30.12.2009

Hochwasser an der Mulde vor 1800 Jahren

Grubenhaus der älteren Römischen Kaiserzeit nach der Ausgrabung, unter der Verfüllung der Hausgrube wurden 20 Pfostenstandspuren dokumentiert, eine Stufe in der Wandung belegt einen Zugang im Nordwesten 
© Landesamt für Archäologie

In Vorbereitung des Deichbaues wurden bei Deuben (Gemeinde Bennewitz, Lkr. Leipzig) Ausschnitte mehrerer kaiserzeitlicher Siedlungen untersucht

Zwischen den Ortslagen Bennewitz und Grubnitz war durch die Landestalsperrenverwaltung Sachsen die Ertüchtigung des Hochwasserschutzdeiches auf einer Länge von ca. 1,8 km geplant. Die mit dem Deichbau verbundenen Bodeneingriffe machten eine vorausgehende archäologische Untersuchung durch Mitarbeiter des Landesamtes für Archäologie erforderlich. Während des ersten Grabungsabschnittes (Prospektion) wurden im Juli und August 2009 innerhalb eines etwa 600 m langen Abschnittes südlich der Ortslage Grubnitz, drei Areale mit kaiserzeitlichen Siedlungsbefunden angetroffen. Ihre detaillierte Untersuchung schloss sich von September bis Dezember 2009 an.
Die Fundstellen befinden sich unmittelbar westlich des heutigen Muldelaufes bzw. am Ufer eines Altlaufes, welcher den Flurnamen »Schlippe« trägt. Geomorphologisch betrachtet liegen sie, wie auch die Ortslagen Bennewitz, Deuben und Grubnitz, auf der in der Weichsel-Kaltzeit entstandenen  Tieferen Niederterrasse (»Tallehmterrasse«) der Mulde. Auf einer der Grabungsflächen (GBY-05) konnte ein Grubenhaus der älteren Römischen Kaiserzeit untersucht werden. Es war in WNW-OSO-Richtung orientiert und wies eine Größe von 4,3 x 3,5 m auf.

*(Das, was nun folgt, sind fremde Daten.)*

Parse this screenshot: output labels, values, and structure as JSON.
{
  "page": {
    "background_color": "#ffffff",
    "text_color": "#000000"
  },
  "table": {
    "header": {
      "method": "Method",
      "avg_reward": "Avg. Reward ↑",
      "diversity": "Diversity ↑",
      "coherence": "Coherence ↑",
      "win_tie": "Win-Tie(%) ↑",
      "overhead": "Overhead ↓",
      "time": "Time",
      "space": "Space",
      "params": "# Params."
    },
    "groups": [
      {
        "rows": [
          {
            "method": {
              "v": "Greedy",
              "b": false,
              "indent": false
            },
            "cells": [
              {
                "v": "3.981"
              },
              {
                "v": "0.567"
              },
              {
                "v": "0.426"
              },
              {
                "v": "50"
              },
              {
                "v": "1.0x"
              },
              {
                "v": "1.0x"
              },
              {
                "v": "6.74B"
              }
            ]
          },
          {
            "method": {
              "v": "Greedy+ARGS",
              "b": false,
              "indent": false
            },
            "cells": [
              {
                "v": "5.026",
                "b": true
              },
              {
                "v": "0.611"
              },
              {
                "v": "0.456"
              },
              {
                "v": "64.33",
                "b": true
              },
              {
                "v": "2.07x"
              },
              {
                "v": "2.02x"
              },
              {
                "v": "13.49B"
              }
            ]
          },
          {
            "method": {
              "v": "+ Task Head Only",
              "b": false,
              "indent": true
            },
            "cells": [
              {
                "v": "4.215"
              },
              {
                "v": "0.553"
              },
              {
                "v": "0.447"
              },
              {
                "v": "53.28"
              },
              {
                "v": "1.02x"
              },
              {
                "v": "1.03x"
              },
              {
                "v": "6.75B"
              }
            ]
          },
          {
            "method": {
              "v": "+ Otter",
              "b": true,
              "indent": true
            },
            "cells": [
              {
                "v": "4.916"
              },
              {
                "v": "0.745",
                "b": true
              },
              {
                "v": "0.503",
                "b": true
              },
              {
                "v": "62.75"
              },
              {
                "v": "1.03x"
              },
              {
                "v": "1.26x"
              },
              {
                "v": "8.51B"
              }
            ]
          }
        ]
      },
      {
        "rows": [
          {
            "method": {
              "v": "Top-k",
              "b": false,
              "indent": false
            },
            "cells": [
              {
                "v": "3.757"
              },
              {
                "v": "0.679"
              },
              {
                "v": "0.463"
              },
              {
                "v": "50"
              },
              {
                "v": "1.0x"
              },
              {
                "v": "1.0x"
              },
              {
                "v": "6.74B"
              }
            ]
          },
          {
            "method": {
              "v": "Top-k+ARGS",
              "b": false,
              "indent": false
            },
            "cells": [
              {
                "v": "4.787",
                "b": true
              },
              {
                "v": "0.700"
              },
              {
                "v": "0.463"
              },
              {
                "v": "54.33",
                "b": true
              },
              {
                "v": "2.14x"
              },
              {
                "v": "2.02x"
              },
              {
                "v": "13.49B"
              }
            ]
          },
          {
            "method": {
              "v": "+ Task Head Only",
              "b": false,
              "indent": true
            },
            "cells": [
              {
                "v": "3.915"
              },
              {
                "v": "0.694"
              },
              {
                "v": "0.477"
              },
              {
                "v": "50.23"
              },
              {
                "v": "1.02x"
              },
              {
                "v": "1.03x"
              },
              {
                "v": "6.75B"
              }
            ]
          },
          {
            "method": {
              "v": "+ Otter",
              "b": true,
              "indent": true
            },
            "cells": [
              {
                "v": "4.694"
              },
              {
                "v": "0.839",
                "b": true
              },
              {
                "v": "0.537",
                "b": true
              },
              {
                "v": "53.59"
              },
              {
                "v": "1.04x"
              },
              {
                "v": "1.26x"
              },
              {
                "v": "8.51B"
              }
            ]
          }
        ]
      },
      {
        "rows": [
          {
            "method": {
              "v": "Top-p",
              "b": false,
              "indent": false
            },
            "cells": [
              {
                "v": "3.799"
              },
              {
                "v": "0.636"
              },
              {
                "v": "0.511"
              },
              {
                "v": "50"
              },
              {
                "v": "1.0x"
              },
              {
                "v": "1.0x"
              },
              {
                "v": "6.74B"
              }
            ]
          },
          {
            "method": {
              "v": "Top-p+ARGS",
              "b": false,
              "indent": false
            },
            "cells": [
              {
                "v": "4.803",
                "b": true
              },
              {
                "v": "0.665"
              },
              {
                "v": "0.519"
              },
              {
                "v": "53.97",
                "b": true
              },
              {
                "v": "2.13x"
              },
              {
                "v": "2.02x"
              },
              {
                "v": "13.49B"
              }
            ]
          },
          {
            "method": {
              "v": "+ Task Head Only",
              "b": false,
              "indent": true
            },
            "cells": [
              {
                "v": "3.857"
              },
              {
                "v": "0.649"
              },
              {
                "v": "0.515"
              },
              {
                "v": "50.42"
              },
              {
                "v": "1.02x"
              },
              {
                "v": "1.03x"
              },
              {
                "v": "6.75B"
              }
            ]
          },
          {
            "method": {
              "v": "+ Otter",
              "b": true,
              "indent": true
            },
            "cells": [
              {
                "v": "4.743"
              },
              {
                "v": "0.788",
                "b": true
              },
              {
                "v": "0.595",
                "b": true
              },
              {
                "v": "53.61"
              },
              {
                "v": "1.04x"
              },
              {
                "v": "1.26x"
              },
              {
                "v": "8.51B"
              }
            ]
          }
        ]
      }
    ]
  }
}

Unter einer Bedeckung aus sterilem Auelehm wurden 7 Ofenbefunde freigelegt. Der Ofen dessen Aufgehendes noch teilweise erhalten ist (im Bild rechts oben), enthielt einen Schlackeklotz und diente der Verhüttung von Eisenerz (Raseneisenstein)
Unter einer Bedeckung aus sterilem Auelehm wurden 7 Ofenbefunde freigelegt. Der Ofen dessen Aufgehendes noch teilweise erhalten ist (im Bild rechts oben), enthielt einen Schlackeklotz und diente der Verhüttung von Eisenerz (Raseneisenstein)  © Landesamt für Archäologie

Eine ungewöhnliche Befundsituation war in nur 20 m Entfernung zum Grubenhaus gegeben. Hier konnten 7 Öfen nachgewiesen werden. Die dazugehörigen Ofengruben wurden in den Hangbereich eines heute an der Geländeoberfläche nicht mehr sichtbaren Altlaufes der Mulde eingetieft. Von einem der Öfen war noch ein Teil des konisch aufgehenden Schachtes nachweisbar. Die gute Erhaltung dieses Befundes lässt sich nur durch eine rasche Überdeckung durch Hochflutlehm (Auelehm) während eines oder mehrerer Hochwasserereignisse erklären, welche somit etwa 1800 Jahre zurückliegen. An der Gemarkungsgrenze zu Grubnitz wurden auf einer Fläche von 580 m2 Größe weitere kaiserzeitliche Siedlungsbefunde dokumentiert (GBY-06). Direkt oberhalb des Hanges zum Muldealtlauf »Schlippe« konnten die Grundrisse zweier ebenerdiger  Langhäuser in Ausschnitten sowie von zwei Grubenhäusern nachgewiesen werden. An der Peripherie der Siedlungsfläche wurde ein rechteckiger Speicherbau mit 9 Pfosten aufgedeckt.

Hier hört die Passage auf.